Hardly an enticing proposition for the Islamic republic already living in splendid isolation since the Islamic Revolution a quarter century ago.
Frankly speaking, the EU proposals, presented in a 34-page document, offer Iran just about everything it could have asked for. Short of helping Iran produce nuclear weapons, the EU proposals offer all possible help in civil nuclear power generation and research programme. Besides, Iran has been promised access to Western technology, trade preferences, foreign investment, and regional security guarantees. In return, Iran has to stop all uranium/ plutonium enrichment activity that could lead to nuclear weapons. This appears to the only setback for Iran. However, this shouldn’t worry Iran if it is not, as it claims, interested in developing nuclear weapons.
To be fair to the EU, its suggestions are pragmatic and balanced. Even the US, which has all along questioned the EU attempts to resolve this business diplomatically and peacefully, has hailed the proposals as reasonable. More importantly, Washington for the first time has accepted the idea that Iran could have civilian nuclear programme. This is a major shift in US policy for which the credit should go to the fabled European diplomacy and its nuanced approach to the art of realpolitik.

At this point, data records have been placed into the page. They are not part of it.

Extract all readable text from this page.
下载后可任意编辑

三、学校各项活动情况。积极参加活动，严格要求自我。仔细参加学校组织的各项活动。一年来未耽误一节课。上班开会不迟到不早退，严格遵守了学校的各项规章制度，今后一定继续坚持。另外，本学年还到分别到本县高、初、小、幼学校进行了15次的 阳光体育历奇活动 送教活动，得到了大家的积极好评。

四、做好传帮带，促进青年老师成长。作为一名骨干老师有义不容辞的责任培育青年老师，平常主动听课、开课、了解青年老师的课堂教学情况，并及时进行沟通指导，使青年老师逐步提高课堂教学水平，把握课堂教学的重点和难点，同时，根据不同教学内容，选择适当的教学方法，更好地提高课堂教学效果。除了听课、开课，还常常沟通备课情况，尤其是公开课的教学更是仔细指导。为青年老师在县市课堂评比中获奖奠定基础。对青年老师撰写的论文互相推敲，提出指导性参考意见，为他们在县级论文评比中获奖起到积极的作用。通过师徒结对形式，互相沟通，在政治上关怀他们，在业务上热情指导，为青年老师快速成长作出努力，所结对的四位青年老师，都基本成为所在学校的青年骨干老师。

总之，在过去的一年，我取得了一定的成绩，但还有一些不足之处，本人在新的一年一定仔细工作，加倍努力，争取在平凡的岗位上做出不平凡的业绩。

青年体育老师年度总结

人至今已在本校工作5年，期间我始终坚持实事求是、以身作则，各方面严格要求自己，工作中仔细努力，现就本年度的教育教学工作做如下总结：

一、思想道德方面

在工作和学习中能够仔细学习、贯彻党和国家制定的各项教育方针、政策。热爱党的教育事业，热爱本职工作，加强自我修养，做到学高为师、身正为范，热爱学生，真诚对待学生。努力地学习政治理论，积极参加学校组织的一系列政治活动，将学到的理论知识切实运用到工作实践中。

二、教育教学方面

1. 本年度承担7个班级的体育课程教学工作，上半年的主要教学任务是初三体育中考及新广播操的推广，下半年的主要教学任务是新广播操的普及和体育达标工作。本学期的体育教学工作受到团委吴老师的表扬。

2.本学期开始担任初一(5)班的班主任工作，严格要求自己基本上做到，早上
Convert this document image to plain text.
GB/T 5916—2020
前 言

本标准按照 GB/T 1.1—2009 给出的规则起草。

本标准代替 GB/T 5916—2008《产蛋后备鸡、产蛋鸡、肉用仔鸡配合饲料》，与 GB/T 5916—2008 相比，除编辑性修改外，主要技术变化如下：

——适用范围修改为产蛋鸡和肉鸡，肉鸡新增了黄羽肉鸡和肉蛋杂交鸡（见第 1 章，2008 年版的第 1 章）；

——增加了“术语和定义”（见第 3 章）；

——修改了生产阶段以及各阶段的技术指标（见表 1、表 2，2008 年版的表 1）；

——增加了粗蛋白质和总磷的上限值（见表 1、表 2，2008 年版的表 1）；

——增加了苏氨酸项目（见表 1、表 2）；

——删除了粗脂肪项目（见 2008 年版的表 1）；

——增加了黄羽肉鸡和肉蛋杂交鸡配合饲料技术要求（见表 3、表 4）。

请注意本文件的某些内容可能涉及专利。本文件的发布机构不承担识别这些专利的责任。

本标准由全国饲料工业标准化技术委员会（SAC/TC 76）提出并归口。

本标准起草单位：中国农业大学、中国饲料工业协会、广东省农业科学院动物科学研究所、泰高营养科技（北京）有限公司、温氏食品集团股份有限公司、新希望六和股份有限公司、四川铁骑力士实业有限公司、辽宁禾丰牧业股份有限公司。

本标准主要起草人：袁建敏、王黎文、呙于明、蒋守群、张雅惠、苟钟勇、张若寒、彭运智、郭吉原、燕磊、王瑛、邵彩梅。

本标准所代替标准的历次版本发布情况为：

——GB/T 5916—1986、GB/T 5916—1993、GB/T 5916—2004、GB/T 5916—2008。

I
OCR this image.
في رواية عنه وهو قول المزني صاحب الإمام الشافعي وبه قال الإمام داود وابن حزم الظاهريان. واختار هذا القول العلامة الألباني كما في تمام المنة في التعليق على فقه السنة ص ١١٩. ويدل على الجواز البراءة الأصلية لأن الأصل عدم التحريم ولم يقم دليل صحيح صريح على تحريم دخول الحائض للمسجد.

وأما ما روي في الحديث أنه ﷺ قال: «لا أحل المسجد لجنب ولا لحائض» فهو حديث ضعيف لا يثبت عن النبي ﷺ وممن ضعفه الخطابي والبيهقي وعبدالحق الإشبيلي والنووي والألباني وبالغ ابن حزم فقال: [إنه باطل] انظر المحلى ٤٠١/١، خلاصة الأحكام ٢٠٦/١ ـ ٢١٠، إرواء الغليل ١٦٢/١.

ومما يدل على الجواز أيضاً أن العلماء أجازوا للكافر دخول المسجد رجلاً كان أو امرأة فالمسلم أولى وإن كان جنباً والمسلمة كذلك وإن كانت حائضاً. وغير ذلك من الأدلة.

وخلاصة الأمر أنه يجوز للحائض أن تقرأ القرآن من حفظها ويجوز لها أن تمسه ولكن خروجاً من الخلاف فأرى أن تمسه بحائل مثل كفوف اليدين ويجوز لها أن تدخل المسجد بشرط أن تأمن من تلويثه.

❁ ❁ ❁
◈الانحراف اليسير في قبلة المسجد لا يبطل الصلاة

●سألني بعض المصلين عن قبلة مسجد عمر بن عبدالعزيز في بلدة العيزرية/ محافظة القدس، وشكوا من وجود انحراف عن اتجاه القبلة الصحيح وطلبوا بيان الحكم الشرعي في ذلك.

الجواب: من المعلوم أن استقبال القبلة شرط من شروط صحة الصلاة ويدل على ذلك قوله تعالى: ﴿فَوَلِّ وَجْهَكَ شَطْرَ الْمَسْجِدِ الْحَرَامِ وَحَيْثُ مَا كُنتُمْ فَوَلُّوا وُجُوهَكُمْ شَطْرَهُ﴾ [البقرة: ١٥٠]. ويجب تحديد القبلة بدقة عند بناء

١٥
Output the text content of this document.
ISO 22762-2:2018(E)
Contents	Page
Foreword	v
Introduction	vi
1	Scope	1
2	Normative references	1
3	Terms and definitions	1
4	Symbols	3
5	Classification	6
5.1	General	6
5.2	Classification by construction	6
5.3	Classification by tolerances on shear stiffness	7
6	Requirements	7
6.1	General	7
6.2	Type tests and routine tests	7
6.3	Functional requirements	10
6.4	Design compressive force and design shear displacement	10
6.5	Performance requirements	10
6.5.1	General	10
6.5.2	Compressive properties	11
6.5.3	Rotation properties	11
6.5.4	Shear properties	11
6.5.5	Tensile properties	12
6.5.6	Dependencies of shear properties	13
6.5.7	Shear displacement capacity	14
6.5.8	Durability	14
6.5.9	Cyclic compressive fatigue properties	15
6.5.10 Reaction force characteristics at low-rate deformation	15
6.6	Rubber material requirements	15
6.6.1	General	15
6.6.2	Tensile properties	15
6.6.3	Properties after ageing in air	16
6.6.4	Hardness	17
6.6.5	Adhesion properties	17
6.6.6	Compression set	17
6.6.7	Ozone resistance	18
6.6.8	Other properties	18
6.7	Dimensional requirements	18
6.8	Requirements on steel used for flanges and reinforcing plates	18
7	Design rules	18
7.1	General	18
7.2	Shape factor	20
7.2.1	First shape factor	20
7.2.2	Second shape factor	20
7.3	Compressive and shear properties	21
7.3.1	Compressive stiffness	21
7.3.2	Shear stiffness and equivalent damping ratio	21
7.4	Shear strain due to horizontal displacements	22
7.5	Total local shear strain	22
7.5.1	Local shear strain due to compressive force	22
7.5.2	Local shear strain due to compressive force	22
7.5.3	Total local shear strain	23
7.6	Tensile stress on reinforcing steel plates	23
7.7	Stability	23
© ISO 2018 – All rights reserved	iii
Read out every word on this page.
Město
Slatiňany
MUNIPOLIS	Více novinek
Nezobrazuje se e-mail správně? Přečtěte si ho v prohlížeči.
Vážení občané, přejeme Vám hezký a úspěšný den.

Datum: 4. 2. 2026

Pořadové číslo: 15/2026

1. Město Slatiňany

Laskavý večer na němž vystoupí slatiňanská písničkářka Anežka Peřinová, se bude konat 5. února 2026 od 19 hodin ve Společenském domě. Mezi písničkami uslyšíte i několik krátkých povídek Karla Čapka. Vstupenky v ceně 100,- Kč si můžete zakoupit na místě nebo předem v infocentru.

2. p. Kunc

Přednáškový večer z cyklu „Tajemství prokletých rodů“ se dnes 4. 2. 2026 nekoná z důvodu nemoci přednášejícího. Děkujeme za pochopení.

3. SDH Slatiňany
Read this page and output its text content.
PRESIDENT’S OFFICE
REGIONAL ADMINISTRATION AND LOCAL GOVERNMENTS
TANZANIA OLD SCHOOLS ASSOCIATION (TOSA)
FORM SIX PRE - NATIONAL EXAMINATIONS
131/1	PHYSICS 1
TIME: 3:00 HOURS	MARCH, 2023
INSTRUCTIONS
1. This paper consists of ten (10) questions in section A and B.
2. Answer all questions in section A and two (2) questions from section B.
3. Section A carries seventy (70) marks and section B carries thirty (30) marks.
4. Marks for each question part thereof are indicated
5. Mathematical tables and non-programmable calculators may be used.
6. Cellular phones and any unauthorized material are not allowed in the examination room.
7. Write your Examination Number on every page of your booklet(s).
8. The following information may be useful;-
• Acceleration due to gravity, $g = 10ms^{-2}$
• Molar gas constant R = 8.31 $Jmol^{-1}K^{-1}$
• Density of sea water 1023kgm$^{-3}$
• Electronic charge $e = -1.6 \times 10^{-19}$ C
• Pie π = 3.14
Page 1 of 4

Which is why it is a pity that Iran should reject the apparently sensible EU initiative aimed at avoiding another dangerous crisis in the already volatile Middle East without offering any credible reasons. What makes Teheran reject the EU offer if it is not — as the US suspects — bent on developing nuclear bombs? If nuclear energy for peaceful purposes is what Iran is looking for, why not accept the EU offer to help it with the nuclear power generation and research?
As a European diplomat put it yesterday, Teheran faces a stark choice: The first is the right choice, the second is the wrong choice. If Iran chooses the second choice it can mean only one thing — that it seeks nuclear weapons. By contrast the first choice offers a series of incentives.
Teheran’s moment of truth is here. And it has to decide soon.